アメリカの軍事力が圧倒的すぎるから、たとえ限定的な攻撃であっても、それを受けた北朝鮮は全力で反撃してくるから、全面戦争になるリスクがあるという記事を読んだ。そのリスクが数十年アメリカの政策を縛ってきたけれど、予測不可能なトランプ政権になって少し変わってきたかもしれないかなあ?って感じのニュアンスだった。
4月の危機(?)の時と比べても報道が多いわけでもないんだけど、個人的には今回の方がなんとなく怖い。実際のところ北朝鮮とアメリカや韓国がどの程度の緊張状態にあるのかなんてわかるはずもないし、できることといえば戦争になることだけは避けて欲しいと心の底から思うことだけなんだけど。

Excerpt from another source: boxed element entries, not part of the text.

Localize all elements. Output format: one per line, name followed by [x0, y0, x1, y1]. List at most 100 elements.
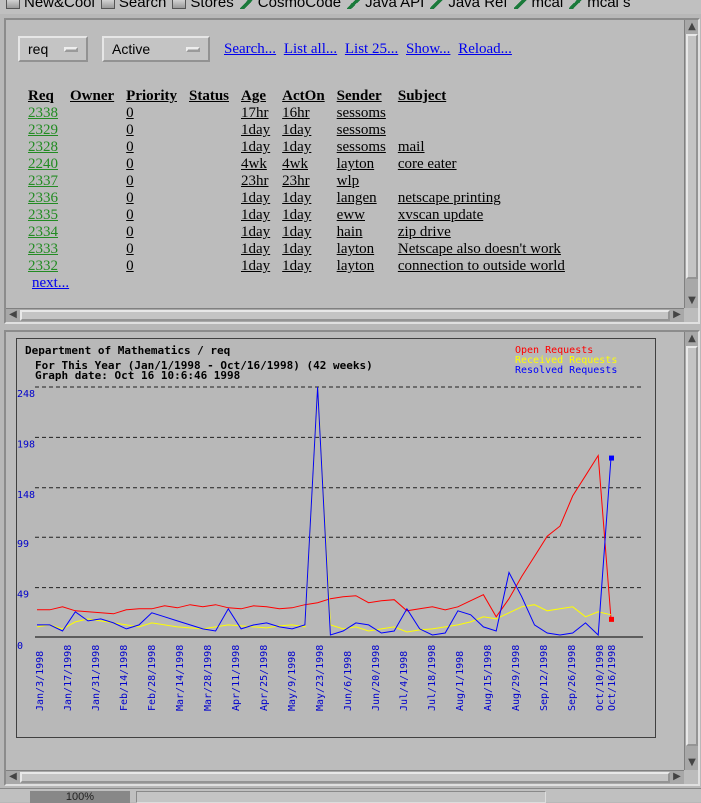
- vertical-scrollbar[interactable]: ▲ ▼: [684, 332, 698, 770]
- toolbar-item[interactable]: Java API: [347, 0, 424, 10]
- cell-req[interactable]: 2240: [28, 156, 70, 173]
- scroll-down-icon[interactable]: ▼: [686, 295, 698, 307]
- cell-subject[interactable]: zip drive: [398, 224, 577, 241]
- cell-req[interactable]: 2333: [28, 241, 70, 258]
- cell-subject[interactable]: netscape printing: [398, 190, 577, 207]
- toolbar-item[interactable]: Java Ref: [430, 0, 508, 10]
- cell-sender[interactable]: sessoms: [337, 139, 398, 156]
- navigator-icon[interactable]: [575, 790, 593, 802]
- cell-priority[interactable]: 0: [126, 258, 189, 275]
- cell-acton[interactable]: 16hr: [282, 105, 337, 122]
- scroll-left-icon[interactable]: ◀: [7, 771, 19, 783]
- col-sender-header[interactable]: Sender: [337, 88, 398, 105]
- cell-req[interactable]: 2332: [28, 258, 70, 275]
- toolbar-item[interactable]: Stores: [172, 0, 234, 10]
- scroll-thumb[interactable]: [20, 310, 670, 321]
- cell-priority[interactable]: 0: [126, 190, 189, 207]
- cell-age[interactable]: 1day: [241, 241, 282, 258]
- cell-sender[interactable]: layton: [337, 241, 398, 258]
- composer-icon[interactable]: [670, 790, 688, 802]
- cell-subject[interactable]: core eater: [398, 156, 577, 173]
- cell-acton[interactable]: 1day: [282, 207, 337, 224]
- mail-icon[interactable]: [605, 790, 623, 802]
- list-all-link[interactable]: List all...: [284, 41, 337, 57]
- cell-acton[interactable]: 1day: [282, 241, 337, 258]
- toolbar-item[interactable]: CosmoCode: [239, 0, 341, 10]
- cell-acton[interactable]: 1day: [282, 139, 337, 156]
- queue-select[interactable]: req: [18, 36, 88, 62]
- cell-sender[interactable]: sessoms: [337, 105, 398, 122]
- cell-sender[interactable]: hain: [337, 224, 398, 241]
- horizontal-scrollbar[interactable]: ◀ ▶: [6, 770, 684, 784]
- scroll-right-icon[interactable]: ▶: [671, 771, 683, 783]
- scroll-down-icon[interactable]: ▼: [686, 757, 698, 769]
- scroll-thumb[interactable]: [686, 346, 698, 746]
- cell-sender[interactable]: sessoms: [337, 122, 398, 139]
- next-page-link[interactable]: next...: [32, 275, 69, 292]
- toolbar-item[interactable]: Search: [100, 0, 166, 10]
- cell-acton[interactable]: 1day: [282, 190, 337, 207]
- cell-age[interactable]: 1day: [241, 224, 282, 241]
- cell-priority[interactable]: 0: [126, 122, 189, 139]
- cell-priority[interactable]: 0: [126, 105, 189, 122]
- show-link[interactable]: Show...: [406, 41, 450, 57]
- cell-age[interactable]: 4wk: [241, 156, 282, 173]
- col-acton-header[interactable]: ActOn: [282, 88, 337, 105]
- vertical-scrollbar[interactable]: ▲ ▼: [684, 20, 698, 308]
- cell-priority[interactable]: 0: [126, 241, 189, 258]
- cell-req[interactable]: 2336: [28, 190, 70, 207]
- cell-age[interactable]: 1day: [241, 139, 282, 156]
- cell-sender[interactable]: wlp: [337, 173, 398, 190]
- cell-subject[interactable]: mail: [398, 139, 577, 156]
- cell-priority[interactable]: 0: [126, 139, 189, 156]
- scroll-thumb[interactable]: [686, 34, 698, 279]
- list-25-link[interactable]: List 25...: [345, 41, 398, 57]
- cell-acton[interactable]: 23hr: [282, 173, 337, 190]
- cell-age[interactable]: 1day: [241, 190, 282, 207]
- toolbar-item[interactable]: mcal: [513, 0, 563, 10]
- cell-sender[interactable]: eww: [337, 207, 398, 224]
- cell-req[interactable]: 2338: [28, 105, 70, 122]
- cell-req[interactable]: 2337: [28, 173, 70, 190]
- cell-priority[interactable]: 0: [126, 173, 189, 190]
- col-req-header[interactable]: Req: [28, 88, 70, 105]
- cell-acton[interactable]: 1day: [282, 122, 337, 139]
- cell-subject[interactable]: Netscape also doesn't work: [398, 241, 577, 258]
- col-subject-header[interactable]: Subject: [398, 88, 577, 105]
- cell-priority[interactable]: 0: [126, 224, 189, 241]
- cell-acton[interactable]: 1day: [282, 258, 337, 275]
- cell-sender[interactable]: langen: [337, 190, 398, 207]
- toolbar-item[interactable]: mcal s: [569, 0, 631, 10]
- cell-req[interactable]: 2334: [28, 224, 70, 241]
- security-lock-icon[interactable]: [6, 790, 24, 802]
- scroll-up-icon[interactable]: ▲: [686, 333, 698, 345]
- cell-subject[interactable]: connection to outside world: [398, 258, 577, 275]
- cell-priority[interactable]: 0: [126, 156, 189, 173]
- scroll-thumb[interactable]: [20, 772, 670, 783]
- cell-age[interactable]: 1day: [241, 258, 282, 275]
- cell-age[interactable]: 17hr: [241, 105, 282, 122]
- col-status-header[interactable]: Status: [189, 88, 241, 105]
- discussion-icon[interactable]: [638, 790, 656, 802]
- state-select[interactable]: Active: [102, 36, 210, 62]
- cell-sender[interactable]: layton: [337, 156, 398, 173]
- cell-age[interactable]: 1day: [241, 207, 282, 224]
- horizontal-scrollbar[interactable]: ◀ ▶: [6, 308, 684, 322]
- scroll-up-icon[interactable]: ▲: [686, 21, 698, 33]
- col-age-header[interactable]: Age: [241, 88, 282, 105]
- scroll-right-icon[interactable]: ▶: [671, 309, 683, 321]
- col-owner-header[interactable]: Owner: [70, 88, 126, 105]
- cell-req[interactable]: 2335: [28, 207, 70, 224]
- cell-req[interactable]: 2329: [28, 122, 70, 139]
- reload-link[interactable]: Reload...: [458, 41, 512, 57]
- scroll-left-icon[interactable]: ◀: [7, 309, 19, 321]
- cell-subject[interactable]: xvscan update: [398, 207, 577, 224]
- cell-age[interactable]: 23hr: [241, 173, 282, 190]
- toolbar-item[interactable]: New&Cool: [6, 0, 95, 10]
- cell-acton[interactable]: 4wk: [282, 156, 337, 173]
- cell-age[interactable]: 1day: [241, 122, 282, 139]
- cell-priority[interactable]: 0: [126, 207, 189, 224]
- col-priority-header[interactable]: Priority: [126, 88, 189, 105]
- cell-sender[interactable]: layton: [337, 258, 398, 275]
- search-link[interactable]: Search...: [224, 41, 276, 57]
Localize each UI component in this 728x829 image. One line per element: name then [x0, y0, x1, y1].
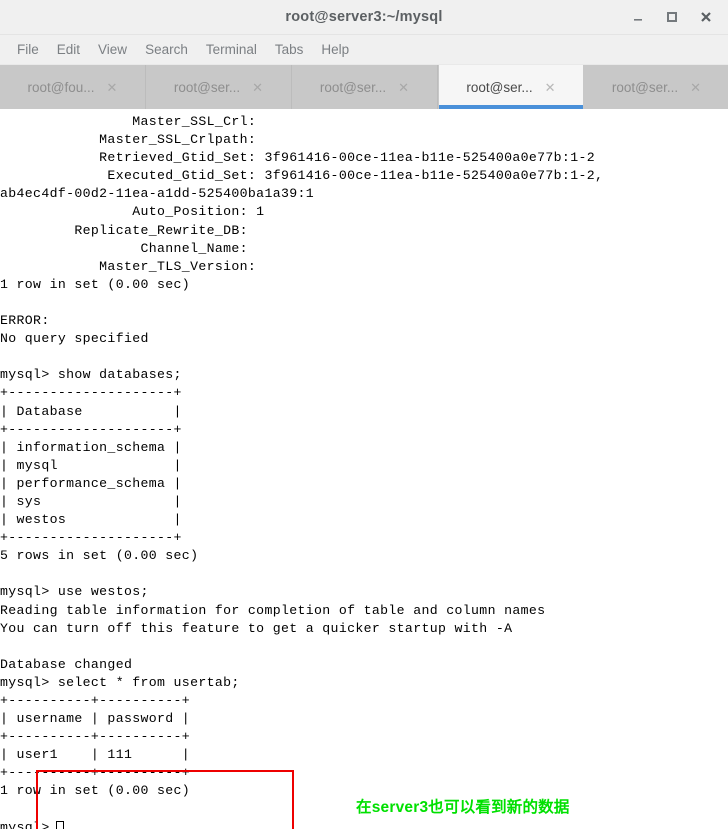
tab-label: root@ser...	[611, 79, 679, 95]
tab-close-icon[interactable]: ✕	[398, 81, 409, 94]
minimize-icon[interactable]	[630, 9, 646, 25]
menu-item-file[interactable]: File	[8, 40, 48, 59]
tab-close-icon[interactable]: ✕	[545, 81, 556, 94]
terminal-cursor	[55, 820, 64, 829]
menu-item-view[interactable]: View	[89, 40, 136, 59]
tab-label: root@ser...	[173, 79, 241, 95]
tab-label: root@ser...	[466, 79, 533, 95]
terminal-tab-4-active[interactable]: root@ser... ✕	[438, 65, 584, 109]
menu-item-terminal[interactable]: Terminal	[197, 40, 266, 59]
close-icon[interactable]	[698, 9, 714, 25]
terminal-tab-5[interactable]: root@ser... ✕	[584, 65, 728, 109]
window-controls	[630, 0, 722, 34]
menu-item-help[interactable]: Help	[312, 40, 358, 59]
terminal-screen[interactable]: Master_SSL_Crl: Master_SSL_Crlpath: Retr…	[0, 109, 728, 829]
terminal-output: Master_SSL_Crl: Master_SSL_Crlpath: Retr…	[0, 114, 604, 829]
menu-item-tabs[interactable]: Tabs	[266, 40, 313, 59]
menubar: File Edit View Search Terminal Tabs Help	[0, 35, 728, 65]
terminal-tab-3[interactable]: root@ser... ✕	[292, 65, 438, 109]
menu-item-search[interactable]: Search	[136, 40, 197, 59]
tab-close-icon[interactable]: ✕	[107, 81, 118, 94]
window-titlebar: root@server3:~/mysql	[0, 0, 728, 35]
tabbar: root@fou... ✕ root@ser... ✕ root@ser... …	[0, 65, 728, 109]
terminal-tab-1[interactable]: root@fou... ✕	[0, 65, 146, 109]
terminal-tab-2[interactable]: root@ser... ✕	[146, 65, 292, 109]
window-title: root@server3:~/mysql	[285, 9, 443, 25]
menu-item-edit[interactable]: Edit	[48, 40, 89, 59]
tab-close-icon[interactable]: ✕	[690, 81, 701, 94]
maximize-icon[interactable]	[664, 9, 680, 25]
tab-label: root@ser...	[319, 79, 387, 95]
tab-close-icon[interactable]: ✕	[252, 81, 263, 94]
tab-label: root@fou...	[27, 79, 95, 95]
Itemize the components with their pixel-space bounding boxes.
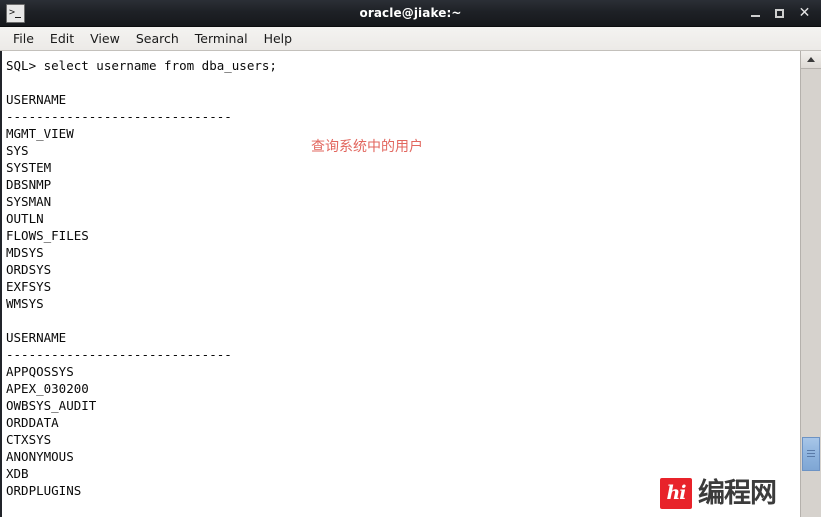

なんとなく不安な気分ではいるけれど、天気はいいし冷房の効いた部屋で昼寝をする犬を見ていると、すべて世はこともなしだなあと思った。

すべて世はこともなし。
このフレーズは、イギリスの詩人ロバート・ブラウニングの「春の朝」(上田敏訳)の一節で、萩尾望都の「ポーの一族」という連作漫画の1編「小鳥の巣」で初めて知った。
「時は春、日は朝(あした)、朝は7時、片岡に露みちて、揚雲雀なのりいで、蝸牛枝に這ひ、神そらに知ろしめす。すべて世は事もなし。」
ポーの一族」は、永遠に歳をとらないバンパイアの少年エドガーの物語で、「小鳥の巣」は、1959年の西ドイツのギムナジウムを舞台に、東ドイツから亡命してきた少年を軸にエドガーとアラン二人のバンパイアの学校生活が見られる、「ポーの一族」の中でもちょっと雰囲気の変わったお話になってる。
この詩は、学校の創立祭で上級生が暗唱するという場面で使われていた。この場面のすぐ後で、2年前に水死した子供の死体が川から上がったという知らせに学校中が騒然となり創立祭が中止になる場面につながるんだけど、「神そらに知ろしめす。すべて世はこともなし。」の平穏さから、子供の水死体(当然絵で描かれることはないんだけど、この言葉自体がショッキングな響きに感じた)で騒然となる場面への転換が印象的で、このフレーズが頭に残ったような気がする。

このお話の背景になっている1959年といえば東西冷戦の真っ只中で、1962年にはキューバ危機も勃発。核戦争の恐怖に覆われていた時代なのかもしれない。

当時はまだ生まれてなかったし、時代の雰囲気は想像するしかないんだけど、とんでもない危機と隣り合わせで続いてる日常を生きてる感じだったのかな。